A farm could always decide to keep doing what he is currently doing. He will just get less yields in years where he loses his nitrogen due to poor conservation practices because he won’t have the option of applying more. Will this increase the cost of forage and grain crops? Will some dairy farms have to have more acres to dispose of their manure? Probably, but it will likely reduce the amount of nitrogen being applied per acre in a “risky” fashion.
If you want to equate nitrogen to player salaries in sports, I picture a hard-cap like the NFL , instead of a soft cap with a luxury tax like the NBA or MLB. If you spend x amount of dollars on your Nick Foles, aka spring incorporated manure, and he/it doesn’t deliver, you don’t get to spend more on another player/N. If it was like MLB you could just keep spending on players and pay a luxury tax. I don’t think we would want that. Come to think of it, trading carbon credits is also kind of like that.
Without some cap on nitrogen applications, as long as we have “cheap” fertilizer, the only thing Adapt N does for most farms is encourage them to apply more nitrogen in a wet year.
And yes, we would have to make money available for enforcement, probably through some sort of reporting and auditing process.

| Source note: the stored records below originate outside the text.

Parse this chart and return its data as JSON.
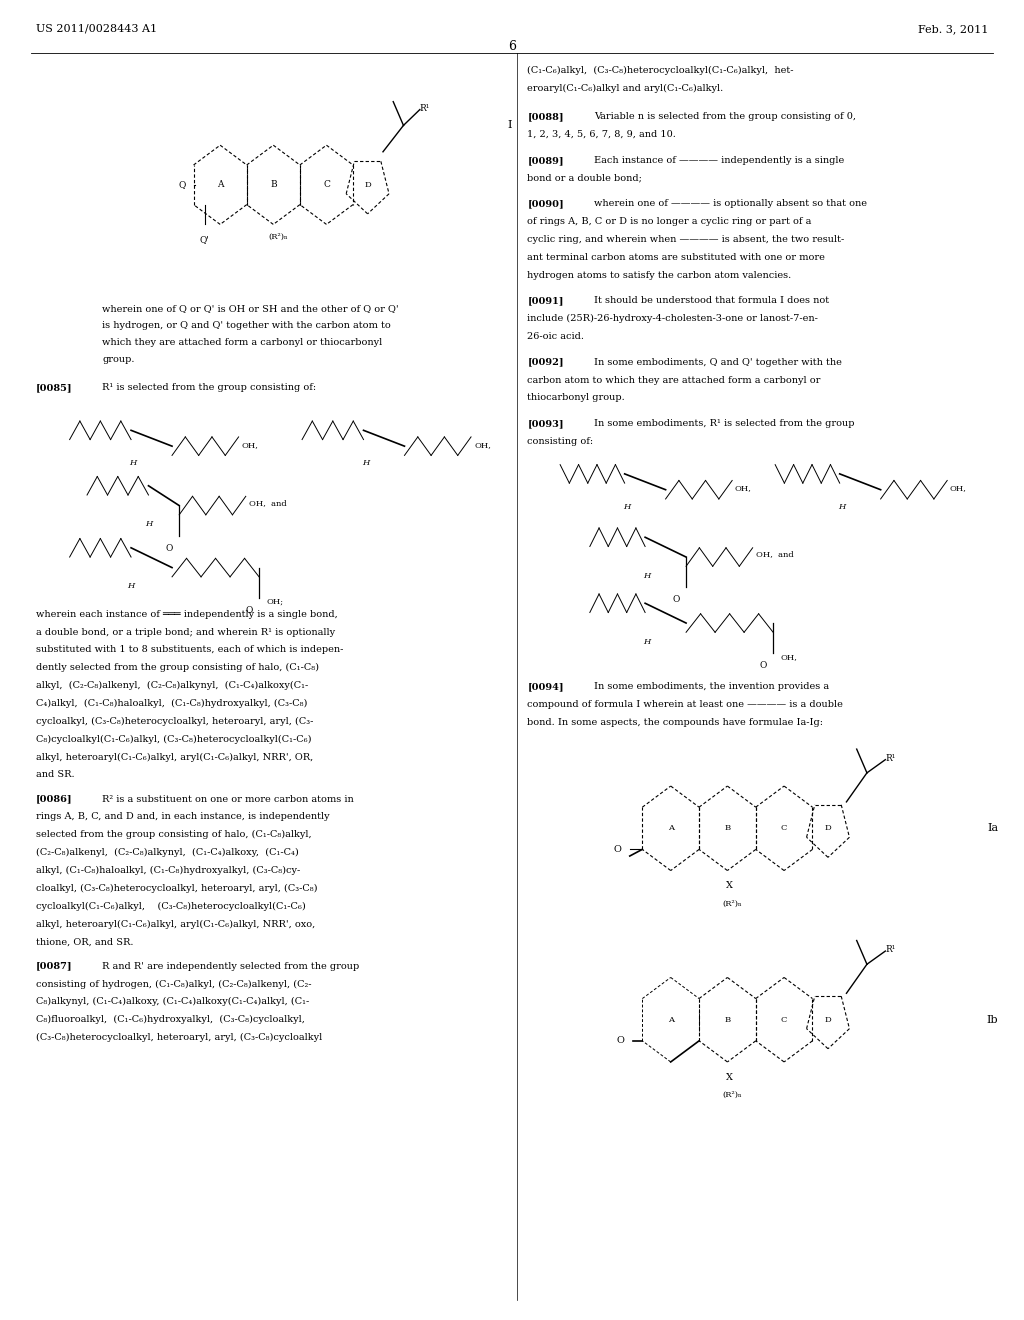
{
  "patent_number": "US 2011/0028443 A1",
  "date": "Feb. 3, 2011",
  "page_number": "6",
  "bg": "#ffffff",
  "fg": "#000000",
  "body_fs": 7.0,
  "tag_fs": 7.0,
  "header_fs": 8.0
}
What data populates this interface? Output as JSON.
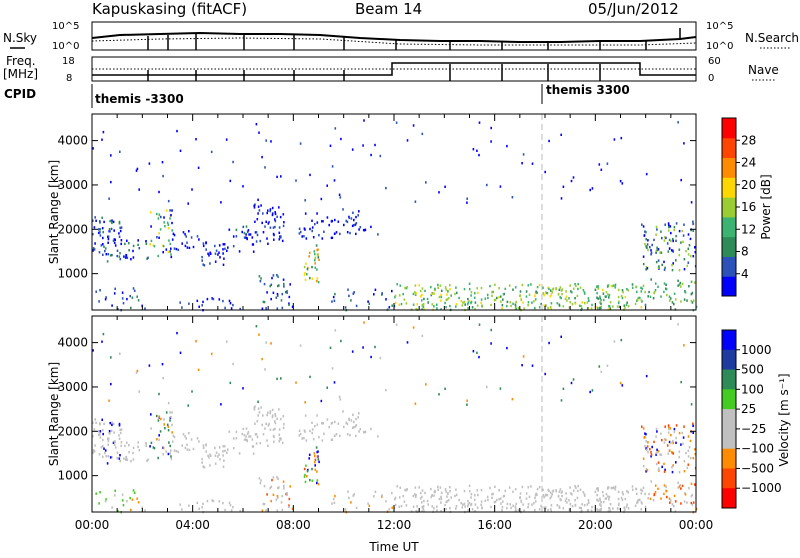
{
  "header": {
    "station": "Kapuskasing (fitACF)",
    "beam": "Beam 14",
    "date": "05/Jun/2012"
  },
  "summary": {
    "nsky_label": "N.Sky",
    "nsearch_label": "N.Search",
    "freq_label_1": "Freq.",
    "freq_label_2": "[MHz]",
    "nave_label": "Nave",
    "cpid_label": "CPID",
    "nsky_ticks": [
      "10^5",
      "10^0"
    ],
    "nsearch_ticks": [
      "10^5",
      "10^0"
    ],
    "freq_ticks": [
      "18",
      "8"
    ],
    "nave_ticks": [
      "60",
      "0"
    ],
    "cpid_segments": [
      {
        "label": "themis -3300",
        "start_hour": 0
      },
      {
        "label": "themis 3300",
        "start_hour": 18
      }
    ]
  },
  "colors": {
    "power": [
      "#0000ff",
      "#2a52b8",
      "#2e8b57",
      "#3cb371",
      "#9acd32",
      "#ffd700",
      "#ff8c00",
      "#ff4500",
      "#ff0000"
    ],
    "velocity": [
      "#0000ff",
      "#1e3ca0",
      "#2e8b57",
      "#44cc22",
      "#c0c0c0",
      "#c0c0c0",
      "#ff8c00",
      "#ff4500",
      "#ff0000"
    ]
  },
  "chart_data": [
    {
      "type": "heatmap",
      "name": "power",
      "ylabel": "Slant Range [km]",
      "ylim": [
        180,
        4600
      ],
      "y_ticks": [
        "1000",
        "2000",
        "3000",
        "4000"
      ],
      "x_ticks": [
        "00:00",
        "04:00",
        "08:00",
        "12:00",
        "16:00",
        "20:00",
        "00:00"
      ],
      "colorbar": {
        "label": "Power [dB]",
        "ticks": [
          "4",
          "8",
          "12",
          "16",
          "20",
          "24",
          "28"
        ],
        "range": [
          0,
          32
        ]
      }
    },
    {
      "type": "heatmap",
      "name": "velocity",
      "ylabel": "Slant Range [km]",
      "xlabel": "Time UT",
      "ylim": [
        180,
        4600
      ],
      "y_ticks": [
        "1000",
        "2000",
        "3000",
        "4000"
      ],
      "x_ticks": [
        "00:00",
        "04:00",
        "08:00",
        "12:00",
        "16:00",
        "20:00",
        "00:00"
      ],
      "colorbar": {
        "label": "Velocity [m s⁻¹]",
        "ticks": [
          "1000",
          "500",
          "100",
          "25",
          "−25",
          "−100",
          "−500",
          "−1000"
        ]
      }
    }
  ]
}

This really pains me to say because I hate red tape.
Thoughts are appreciated.
The criminal justice system is built around serving "justice" . 1 person, one lifer. But, if there's money to be made "justice" evaporates. Troy and Naig... can lie, the farmer can fudge and the public turns a blind eye. We vote people in that serve industry over our neighbors.
None of this would be possible if enough people stood behind you Chris and everyone else trying to speak truth to deaf ears.
What inspires people to rally around Trump. What about water quality issues, cancer rates in Iowa doesn't inspire people to run for office or vote differently.